Ravalli County Attorney Bill Fulbright told the judge the case has run its course.

“The defendant stands convicted, and it’s time for that sentence to start,” Fulbright said. “It’s been long enough. There are victims who have the right to see justice take place.”

While Ravalli County Sheriff Steve Holton testified that Christensen would be held in isolation awaiting his transfer to the prison and that so far the detention center has not had any cases of COVID-19, Marks said he was concerned about Christensen’s underlying health conditions.

“I think it is very clear that an appropriate sentence, in this case, is not a sentence of death,” Marks said.

Both Fulbright and Van de Wetering said they often get questions on why this case continues.

Fulbright said there’s a lot of confusion on why Christensen isn’t already in prison. Van de Wetering said he hears from people wondering why Christensen was convicted at all — “they think Dr. Christensen is a hero.”

Before the hearing Friday morning a group of about 20 people gathered on the courthouse lawn to support Christensen holding signs that read things like “Do not kill Dr. Chris,” and “A great doctor, but a poor trial.” Christensen prayed with the group before the hearing and heard some yelling “We love you Dr. Christensen” as he walked into the courthouse.

John Harrington of Hamilton said Christensen ministered to him and his wife several times and provided medical treatment at their home without charging them.

“He had a big heart,” Harrington said. “He helped people…His problem was he could never say no, and that’s what got him into trouble. I can’t say that he did everything right, but he has a big heart.”

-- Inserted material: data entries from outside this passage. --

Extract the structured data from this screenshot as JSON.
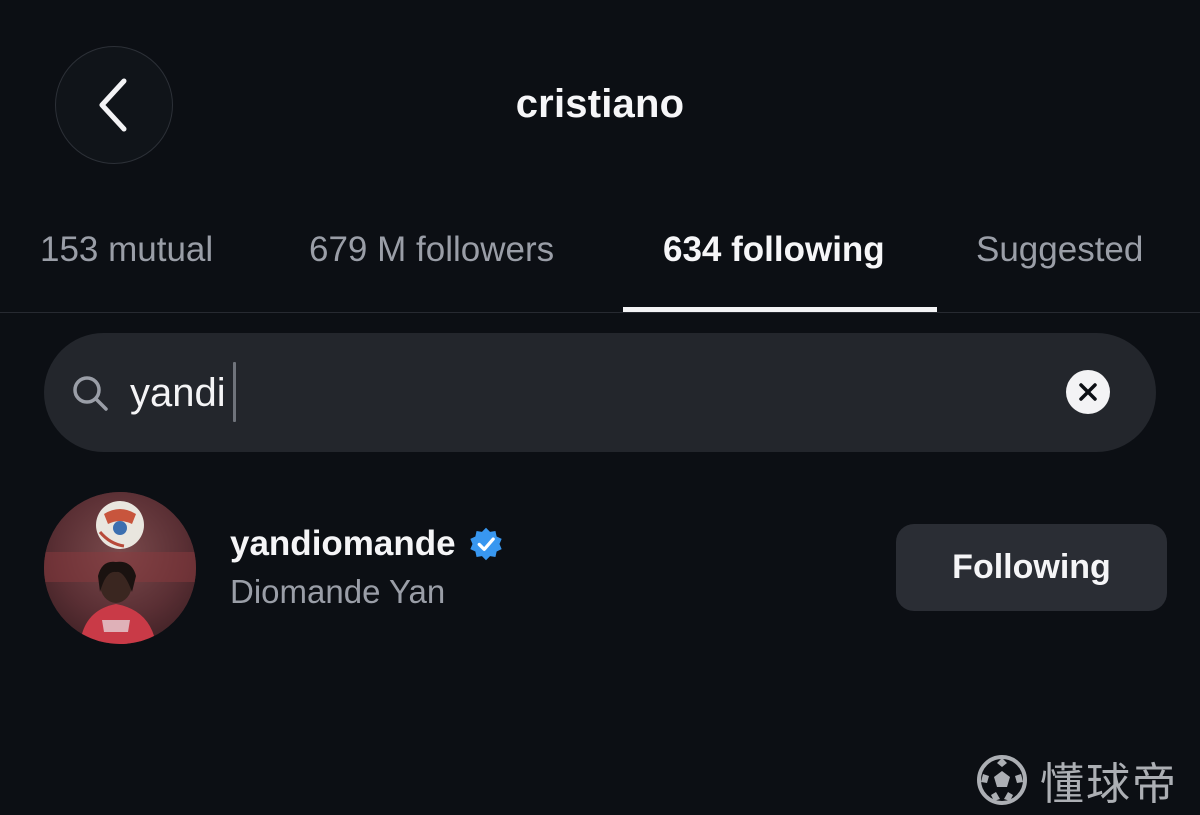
{
  "header": {
    "title": "cristiano",
    "back_icon": "chevron-left-icon"
  },
  "tabs": [
    {
      "label": "153 mutual",
      "active": false
    },
    {
      "label": "679 M followers",
      "active": false
    },
    {
      "label": "634 following",
      "active": true
    },
    {
      "label": "Suggested",
      "active": false
    }
  ],
  "search": {
    "value": "yandi",
    "icon": "search-icon",
    "clear_icon": "clear-icon"
  },
  "results": [
    {
      "username": "yandiomande",
      "full_name": "Diomande Yan",
      "verified": true,
      "button_label": "Following"
    }
  ],
  "watermark": {
    "text": "懂球帝"
  },
  "colors": {
    "background": "#0c0f14",
    "search_background": "#23262c",
    "button_background": "#2a2d34",
    "verified_blue": "#3897f0",
    "muted_text": "#9a9ea7",
    "primary_text": "#f5f5f7"
  }
}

Sharon Griffin’s son, Greg, died eight years ago from an overdose of several drugs, including methadone that was prescribed to the recovering opioid addict by Christensen.

Greg Griffin was one of two victims of overdose deaths that led to the negligent homicide charges against Christensen.

“I think of him still every day,” Griffin said from her Missoula home. “His two children are now 22 and 20. They lived their entire teenaged lives without him.”

On Friday, Griffin said she was disappointed that Christensen was given another reprieve from his prison sentence.

“All of it’s a disappointment,” she said. “It’s been something that I’ve had to live with. Something that I have had to deal with…He’s escaped through every loophole there is. It’s just not fair. I feel sorry for the jury that convicted him. They listened intently. They did a good job. They were fair. They did everything in their power to make this right…I still appreciate what they did.”